The other thing is, of course, right now we’re looking at a huge homeless population that needs housing, and that’s being exacerbated by the pandemic. We’re also looking at a situation where there’s going to be a huge need for hospitals, more room for sick beds and stuff. I think there’s just a tremendous amount of empty rooms in the city.

Brain: When housing does become a commodity, then it becomes an investment, and then it’s no longer tied to actual need. It’s tied to speculation. We’ve been talking a lot about if there’s a way to identify empty apartments or empty spaces through this dataset to highlight that. That’s something we’ve been thinking about in this current moment.

Was there anything that surprised you in compiling all this data?

Brain: You sort of innately know it if you’ve spent enough time on these sites, but there are two types of photography—well, actually three. There’s the staged real estate photography, where someone has obviously paid a high-end real estate agent to come in and put in fake staged furniture to make their apartment look the best. There’s people who just photograph their apartments as they are. I guess those are the people who’ve got less access to resources and are just wanting to sell. Then there’s also this category of images where people put composites of virtual furniture into the spaces. You get this very weird surreal feeling, because it’s not perfect. You start to notice these different tactics that are being used within the real estate industry to sell a property. The dream they’re selling becomes really clear when you start to read through the whole dataset.

We started to then notice certain obsessions within this market as well. For example, marble, stainless steel, hardwood floors, all of these symbols or ideals when it comes to interiors in apartments. Again, funny, because most of us are not in a position where we can even have those tastes.

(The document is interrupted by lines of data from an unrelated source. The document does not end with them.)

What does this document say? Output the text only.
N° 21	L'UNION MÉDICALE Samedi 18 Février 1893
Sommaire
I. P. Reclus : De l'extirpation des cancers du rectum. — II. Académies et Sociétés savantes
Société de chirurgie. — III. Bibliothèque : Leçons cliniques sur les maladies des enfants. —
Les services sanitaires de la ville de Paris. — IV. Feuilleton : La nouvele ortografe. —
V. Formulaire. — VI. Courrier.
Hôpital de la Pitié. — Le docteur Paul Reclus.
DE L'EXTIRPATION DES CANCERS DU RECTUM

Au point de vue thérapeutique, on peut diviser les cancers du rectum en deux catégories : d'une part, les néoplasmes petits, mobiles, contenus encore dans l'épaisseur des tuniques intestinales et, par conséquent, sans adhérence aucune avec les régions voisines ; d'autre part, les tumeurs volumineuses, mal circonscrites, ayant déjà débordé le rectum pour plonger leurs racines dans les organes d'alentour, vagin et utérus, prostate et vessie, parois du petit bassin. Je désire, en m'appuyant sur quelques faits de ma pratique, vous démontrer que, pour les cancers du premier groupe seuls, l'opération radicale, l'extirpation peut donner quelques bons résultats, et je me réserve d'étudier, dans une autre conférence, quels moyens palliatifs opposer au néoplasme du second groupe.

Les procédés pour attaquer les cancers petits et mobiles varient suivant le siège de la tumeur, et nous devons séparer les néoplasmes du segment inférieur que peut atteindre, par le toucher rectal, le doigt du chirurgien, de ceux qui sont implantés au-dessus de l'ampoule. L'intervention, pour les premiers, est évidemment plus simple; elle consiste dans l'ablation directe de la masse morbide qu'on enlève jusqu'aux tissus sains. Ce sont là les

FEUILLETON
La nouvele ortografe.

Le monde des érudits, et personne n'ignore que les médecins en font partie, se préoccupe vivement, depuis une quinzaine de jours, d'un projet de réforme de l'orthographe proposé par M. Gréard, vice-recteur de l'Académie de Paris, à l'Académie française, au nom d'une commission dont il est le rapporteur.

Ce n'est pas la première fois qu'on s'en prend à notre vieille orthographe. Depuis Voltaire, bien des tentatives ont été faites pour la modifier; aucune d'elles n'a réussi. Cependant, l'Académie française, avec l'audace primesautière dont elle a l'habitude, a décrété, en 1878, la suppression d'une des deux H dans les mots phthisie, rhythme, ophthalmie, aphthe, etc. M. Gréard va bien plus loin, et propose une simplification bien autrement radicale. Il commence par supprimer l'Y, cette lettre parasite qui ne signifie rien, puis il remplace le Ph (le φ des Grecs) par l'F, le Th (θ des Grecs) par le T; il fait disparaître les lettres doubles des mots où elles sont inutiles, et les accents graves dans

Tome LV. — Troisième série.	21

What’s the weirdest feature or description that you came across?

Lavigne: One thing that I noticed is this word prewar. I kept seeing the word prewar, referencing a period of architecture. That was striking to me just because of the poetics of the word prewar.

Brain: I’ve been collecting photos from the site of people who didn’t bother to make their beds before they photographed their apartment.

Lavigne: Solidarity with those people. You know what I mean? I’m totally into that.